What a film! I mustn’t eulogize it, I know, but when the number of good films these days has dwindled to single digits, this is like oxygen on the moon.
It’s a fairly simple story. Told like most simple stories are - straight out of a book. Royal Tenenbaum is a wealthy barrister with three precocious kids and an equally prodigious wife. Expelled from his offices of husband and father because of his reprehensible ways, Royal is forced to live in the Lindberg Palace Hotel for twenty years, and loses all contact with his family. In the meanwhile, the kids have all grown up and are not doing as well as they’d be expected to, what with their history and all.
Richie Tenebaum (Luke Wilson), who as a child won three National Tennis Championships in a row; Chas Tenebaum (Ben Stiller), who earned his lucre buying real estate and selling his own breed of Dalmatian mice; and Margot Tenebaum (Gwyneth Paltrow), a playwright who won the Braverman Grant of $40,000…in the ninth grade - all three have somehow lost their lustre and are snared in their own discontent. When Royal is informed of a likely engagement between his wife and her accountant, Henry Sherman (Danny Glover), he fakes a fatal illness to redeem his rank in the household. With one son that wants him back, another that wants him out, and an indifferent daughter, Royal is reminded of his failings as a father, and tries making up.
Director Wes Anderson had already created before a similar film called “Rushmore”, so he simply had to extend the theme to an entire family of four with this effort.
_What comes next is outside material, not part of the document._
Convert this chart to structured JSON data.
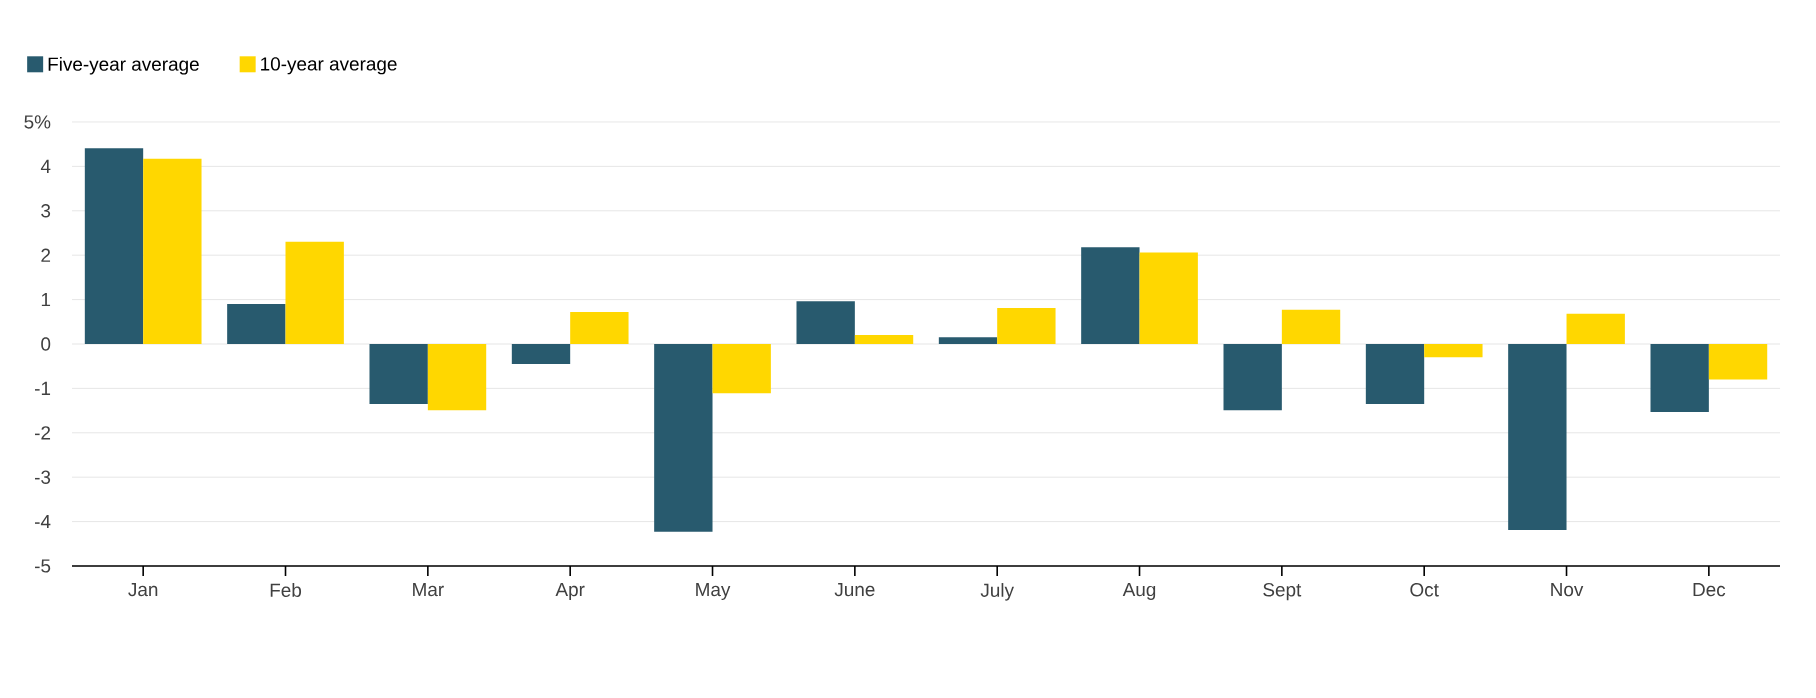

Having co-written the script with actor Owen Wilson (who plays Eli Cash, Richie’s childhood crony), Anderson has crafted a picture that projects a dysfunctional family with all the awe-inspiring elements obvious to an exhibition. Muted colour tones and a daisy-chained score of aging rock songs dull all sharp edges, so no notion is incredible, no sight extraordinary in itself. You won’t blink at the Dalmatian mice, won’t think twice about Margot’s obsession with cigarettes or Richie’s obsession with Margot, and you will only raise an eyebrow at Chas and his two sons clothed in Adidas jumpsuits. Always.
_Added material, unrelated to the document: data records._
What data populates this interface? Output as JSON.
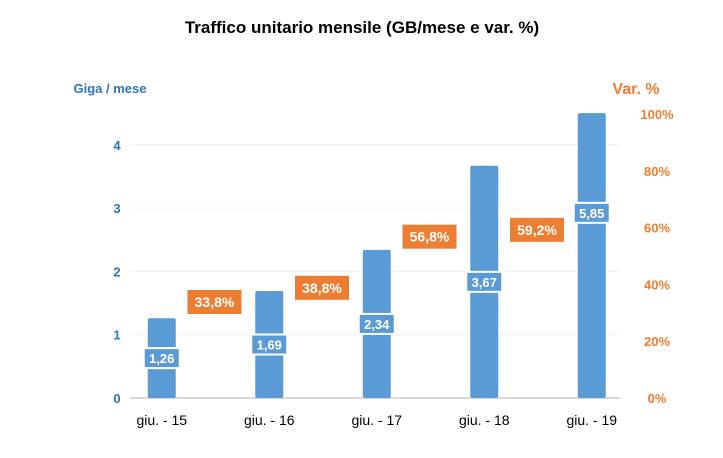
{
  "chart_data": {
    "type": "bar",
    "title": "Traffico unitario mensile (GB/mese e var. %)",
    "ylabel": "Giga / mese",
    "y2label": "Var. %",
    "categories": [
      "giu. - 15",
      "giu. - 16",
      "giu. - 17",
      "giu. - 18",
      "giu. - 19"
    ],
    "values": [
      1.26,
      1.69,
      2.34,
      3.67,
      5.85
    ],
    "value_labels": [
      "1,26",
      "1,69",
      "2,34",
      "3,67",
      "5,85"
    ],
    "ylim": [
      0,
      4.5
    ],
    "yticks": [
      0,
      1,
      2,
      3,
      4
    ],
    "y2lim": [
      0,
      100
    ],
    "y2ticks": [
      "0%",
      "20%",
      "40%",
      "60%",
      "80%",
      "100%"
    ],
    "variations": [
      33.8,
      38.8,
      56.8,
      59.2
    ],
    "variation_labels": [
      "33,8%",
      "38,8%",
      "56,8%",
      "59,2%"
    ],
    "grid": true,
    "colors": {
      "bar": "#5b9bd5",
      "variation": "#ed7d31",
      "left_axis": "#2e75b6",
      "right_axis": "#ed7d31"
    }
  }
}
Every disparity nailed to the script is sound, yet the humour they invent is restrained in its roles. And the odd bit is, even with dysphoria as the universal emotion here, the tension accumulated is vented in the unlikeliest methods. And who would believe that this cast, prominent for their history in comedies, could carry on for the most part in somber getups. Worth a look-see!